Le Saint-Père « veut conserver les immenses trésors spirituels, culturels et esthétiques liés à l’ancienne liturgie. » On sait que le Cardinal Castrillon Hoyos s’est exprimé, ces dernières semaines de mai, devant toute l’assemblée des évêques de l’Amérique du sud. Il leur a tenu des paroles très importantes leur annonçant l’intention du Souverain Pontife de rétablir dans ses droits et sur les autels de la chrétienté la messe dite de saint Pie V, jamais abolie, tous ses trésors et d’établir, pour en faciliter le retour et l’heureux développement, une sorte de dicastère propre ayant cette finalité. Il s’est prononcé très clairement sur ces deux sujets. Jugez vous-même ! Le Saint-Père « veut conserver les immenses trésors spirituels, culturels et esthétiques liés à l’ancienne liturgie ». Il « veut mettre à la disposition de l’Eglise tous les trésors de la liturgie latine qui, pendant des siècles, a nourri la vie spirituelle de tant de générations de fidèles catholiques ». Le Cardinal poursuit: « Pour ces raisons, le Saint-Père a l’intention d’étendre à toute l’Eglise latine la possibilité de célébrer la Sainte Messe et les Sacrements selon les livres liturgiques promulgués par le Bienheureux Jean XXIII en 1962. Il existe aujourd’hui pour cette liturgie, qui n’a jamais été abolie et qui, comme nous l’avons dit, est considérée comme un trésor, un intérêt nouveau et renouvelé, et c’est aussi pour cette raison que le Saint-Père pense que le temps est venu de faciliter, comme le voulait la première Commission cardinalice en 1986, l’accès à cette liturgie, en faisant d’elle une forme extraordinaire de l’unique rite romain ». C’est clair ! Le Saint-Père « veut conserver les immenses trésors spirituels, culturels et esthétiques liés à l’ancienne liturgie. »

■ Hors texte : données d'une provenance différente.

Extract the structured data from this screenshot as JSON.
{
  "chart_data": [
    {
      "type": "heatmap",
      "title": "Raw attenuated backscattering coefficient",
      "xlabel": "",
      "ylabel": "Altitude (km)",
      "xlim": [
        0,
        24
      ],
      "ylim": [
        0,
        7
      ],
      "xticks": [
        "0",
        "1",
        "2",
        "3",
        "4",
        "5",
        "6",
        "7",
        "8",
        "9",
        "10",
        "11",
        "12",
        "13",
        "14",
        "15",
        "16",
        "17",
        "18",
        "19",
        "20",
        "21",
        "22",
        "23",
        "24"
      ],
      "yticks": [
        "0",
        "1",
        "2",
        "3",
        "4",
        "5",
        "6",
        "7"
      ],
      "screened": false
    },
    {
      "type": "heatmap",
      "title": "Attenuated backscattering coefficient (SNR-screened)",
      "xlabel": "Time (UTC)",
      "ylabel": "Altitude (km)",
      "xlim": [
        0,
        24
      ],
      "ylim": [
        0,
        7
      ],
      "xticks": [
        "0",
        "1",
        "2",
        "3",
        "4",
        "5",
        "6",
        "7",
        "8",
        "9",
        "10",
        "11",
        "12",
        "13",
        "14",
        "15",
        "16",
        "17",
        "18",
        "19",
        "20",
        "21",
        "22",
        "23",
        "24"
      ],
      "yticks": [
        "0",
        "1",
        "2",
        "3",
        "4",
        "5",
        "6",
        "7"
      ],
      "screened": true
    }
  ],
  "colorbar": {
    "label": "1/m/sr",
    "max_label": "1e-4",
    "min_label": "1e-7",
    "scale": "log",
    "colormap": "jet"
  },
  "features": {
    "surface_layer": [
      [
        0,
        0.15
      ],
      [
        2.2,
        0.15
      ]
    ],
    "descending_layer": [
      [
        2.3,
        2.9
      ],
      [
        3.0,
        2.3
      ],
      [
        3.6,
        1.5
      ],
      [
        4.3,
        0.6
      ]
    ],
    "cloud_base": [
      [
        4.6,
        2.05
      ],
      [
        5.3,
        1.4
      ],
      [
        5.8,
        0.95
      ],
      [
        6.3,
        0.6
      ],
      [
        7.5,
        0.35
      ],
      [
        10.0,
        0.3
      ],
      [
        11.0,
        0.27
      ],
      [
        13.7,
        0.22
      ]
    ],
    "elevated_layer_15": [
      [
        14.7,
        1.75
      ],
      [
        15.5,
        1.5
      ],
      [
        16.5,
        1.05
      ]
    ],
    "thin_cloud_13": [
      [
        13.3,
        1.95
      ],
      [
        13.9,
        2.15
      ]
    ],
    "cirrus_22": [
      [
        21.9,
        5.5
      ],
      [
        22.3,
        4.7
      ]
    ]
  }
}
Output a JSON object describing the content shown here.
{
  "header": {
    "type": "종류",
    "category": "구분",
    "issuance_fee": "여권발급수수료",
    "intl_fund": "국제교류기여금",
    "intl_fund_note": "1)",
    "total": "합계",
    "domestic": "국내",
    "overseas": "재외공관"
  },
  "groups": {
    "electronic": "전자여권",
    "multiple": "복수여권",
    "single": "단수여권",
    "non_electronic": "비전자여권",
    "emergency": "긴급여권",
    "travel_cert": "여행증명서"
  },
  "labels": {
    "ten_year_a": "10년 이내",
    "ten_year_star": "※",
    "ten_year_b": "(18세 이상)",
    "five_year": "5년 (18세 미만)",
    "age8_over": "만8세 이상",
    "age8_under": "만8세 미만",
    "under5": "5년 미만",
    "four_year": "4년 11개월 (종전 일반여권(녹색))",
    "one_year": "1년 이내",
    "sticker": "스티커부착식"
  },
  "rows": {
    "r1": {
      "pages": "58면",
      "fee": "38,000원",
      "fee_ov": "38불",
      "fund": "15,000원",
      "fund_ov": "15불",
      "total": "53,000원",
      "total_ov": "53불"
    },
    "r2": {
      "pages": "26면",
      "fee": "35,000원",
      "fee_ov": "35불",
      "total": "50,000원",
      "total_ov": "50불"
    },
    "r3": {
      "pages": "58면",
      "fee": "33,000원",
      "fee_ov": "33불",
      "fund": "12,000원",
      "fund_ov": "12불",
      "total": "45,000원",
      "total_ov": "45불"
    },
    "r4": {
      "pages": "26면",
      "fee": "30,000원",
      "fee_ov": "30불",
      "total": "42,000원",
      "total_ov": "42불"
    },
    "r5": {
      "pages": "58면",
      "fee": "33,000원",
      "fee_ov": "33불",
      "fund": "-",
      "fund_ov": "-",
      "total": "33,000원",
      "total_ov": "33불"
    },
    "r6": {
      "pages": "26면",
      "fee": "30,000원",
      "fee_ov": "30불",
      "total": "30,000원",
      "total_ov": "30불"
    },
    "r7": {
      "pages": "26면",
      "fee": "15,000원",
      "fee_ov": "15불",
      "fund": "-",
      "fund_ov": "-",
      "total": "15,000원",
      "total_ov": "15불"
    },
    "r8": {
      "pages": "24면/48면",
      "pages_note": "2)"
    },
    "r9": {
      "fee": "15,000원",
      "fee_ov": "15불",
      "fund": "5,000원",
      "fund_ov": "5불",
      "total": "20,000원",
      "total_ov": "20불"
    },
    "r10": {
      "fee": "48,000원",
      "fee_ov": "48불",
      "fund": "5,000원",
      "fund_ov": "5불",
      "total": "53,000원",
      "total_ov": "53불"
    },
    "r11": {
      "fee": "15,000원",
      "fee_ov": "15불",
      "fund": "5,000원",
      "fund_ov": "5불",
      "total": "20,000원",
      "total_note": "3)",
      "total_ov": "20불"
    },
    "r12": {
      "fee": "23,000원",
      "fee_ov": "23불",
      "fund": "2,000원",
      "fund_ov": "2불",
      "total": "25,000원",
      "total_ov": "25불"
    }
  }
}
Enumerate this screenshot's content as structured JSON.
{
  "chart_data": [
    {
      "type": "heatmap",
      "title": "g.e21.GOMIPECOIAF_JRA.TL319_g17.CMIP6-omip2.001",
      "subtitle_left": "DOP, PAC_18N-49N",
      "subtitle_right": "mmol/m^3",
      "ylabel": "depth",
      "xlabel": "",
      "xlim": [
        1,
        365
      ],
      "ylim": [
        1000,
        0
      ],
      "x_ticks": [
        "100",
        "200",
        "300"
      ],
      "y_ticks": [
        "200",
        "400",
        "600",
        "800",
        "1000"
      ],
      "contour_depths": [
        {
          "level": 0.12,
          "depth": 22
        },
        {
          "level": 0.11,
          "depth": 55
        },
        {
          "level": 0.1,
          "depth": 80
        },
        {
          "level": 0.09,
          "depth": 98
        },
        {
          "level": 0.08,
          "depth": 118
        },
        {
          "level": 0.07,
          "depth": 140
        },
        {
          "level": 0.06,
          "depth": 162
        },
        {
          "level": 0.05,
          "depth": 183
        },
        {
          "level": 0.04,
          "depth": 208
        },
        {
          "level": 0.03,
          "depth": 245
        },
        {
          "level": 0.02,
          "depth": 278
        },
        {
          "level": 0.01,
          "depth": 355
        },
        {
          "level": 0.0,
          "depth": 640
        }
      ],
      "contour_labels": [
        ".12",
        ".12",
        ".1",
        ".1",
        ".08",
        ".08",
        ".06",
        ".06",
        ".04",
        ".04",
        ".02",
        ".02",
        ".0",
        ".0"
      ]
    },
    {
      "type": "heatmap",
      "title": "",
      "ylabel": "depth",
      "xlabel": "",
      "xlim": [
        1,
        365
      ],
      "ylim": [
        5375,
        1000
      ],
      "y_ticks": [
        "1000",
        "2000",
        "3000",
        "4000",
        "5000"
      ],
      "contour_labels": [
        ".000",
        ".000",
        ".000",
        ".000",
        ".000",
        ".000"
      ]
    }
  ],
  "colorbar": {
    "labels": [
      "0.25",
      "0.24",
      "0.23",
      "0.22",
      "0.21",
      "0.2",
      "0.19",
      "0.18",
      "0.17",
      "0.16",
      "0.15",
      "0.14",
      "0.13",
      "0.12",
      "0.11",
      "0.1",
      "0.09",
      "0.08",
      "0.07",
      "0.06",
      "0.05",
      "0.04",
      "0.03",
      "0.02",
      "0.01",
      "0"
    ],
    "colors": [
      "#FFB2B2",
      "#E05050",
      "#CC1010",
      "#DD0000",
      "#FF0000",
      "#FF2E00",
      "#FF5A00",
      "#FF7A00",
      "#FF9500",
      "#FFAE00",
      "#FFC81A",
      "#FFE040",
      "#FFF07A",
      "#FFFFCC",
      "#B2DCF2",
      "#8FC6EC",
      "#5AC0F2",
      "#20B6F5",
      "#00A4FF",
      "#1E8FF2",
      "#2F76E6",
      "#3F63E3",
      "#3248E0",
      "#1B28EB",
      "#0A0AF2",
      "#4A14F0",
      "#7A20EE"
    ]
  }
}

A cette fin, il pense à la création d’une sorte de dicastère romain. A cette fin et pour présider à cet heureux événement, le Cardinal rappelle l’intention du pape de créer un dicastère romain. La Commission Ecclesia Dei créée en 1988, après les sacres faits par Mgr Lefebvre, changerait en quelque sorte de finalité. Elle n’aurait plus seulement pour raison de gérer les problèmes des prêtres et fidèles ayant quitté Mgr Lefebvre, en 1988, pour rester dans « l’unité ecclésiale » ( !), ni non plus de gérer seulement les problèmes du retour de la FSSPX au « port » ecclésial ( !), souci permanent de la hiérarchie catholique, mais, d’une façon beaucoup plus positive aujourd’hui, « il étend(rait) en outre son service à la satisfaction des justes aspirations de tous ceux qui, en raison d’une sensibilité particulière, sans avoir eu de liens avec les deux groupes précités, désirent maintenir vivante la liturgie latine antérieure dans la célébration de l’Eucharistie et des autres sacrements ». Il le répète de nouveau : « Le Saint-Père, qui fut pendant quelques années membre de cette Commission (Ecclesia Dei), veut qu’elle se transforme en un organisme du Saint-Siège ayant pour finalité propre et distincte de conserver et de maintenir la valeur de la liturgie latine traditionnelle. Mais il faut affirmer en pleine clarté qu’il ne s’agit pas d’un retour en arrière, d’un retour aux temps antérieurs à la réforme de 1970. Il s’agit au contraire d’une offre généreuse du Vicaire du Christ qui, comme expression de sa volonté pastorale, veut mettre à la disposition de l’Eglise tous les trésors de la liturgie latine qui, pendant des siècles, a nourri la vie spirituelle de tant de générations de fidèles catholiques ». Comme me le disait un ami, c’est une sorte d’ « Occidentale » que le Pape veut créer, un peu comme l’ « Orientale », qui existe à Rome pour les églises uniates…Peut-être ! Mgr Lefebvre souhaitait cela. (cf. Regard sur le monde n° 131) On comprend toute l’importance des propos du Cardinal.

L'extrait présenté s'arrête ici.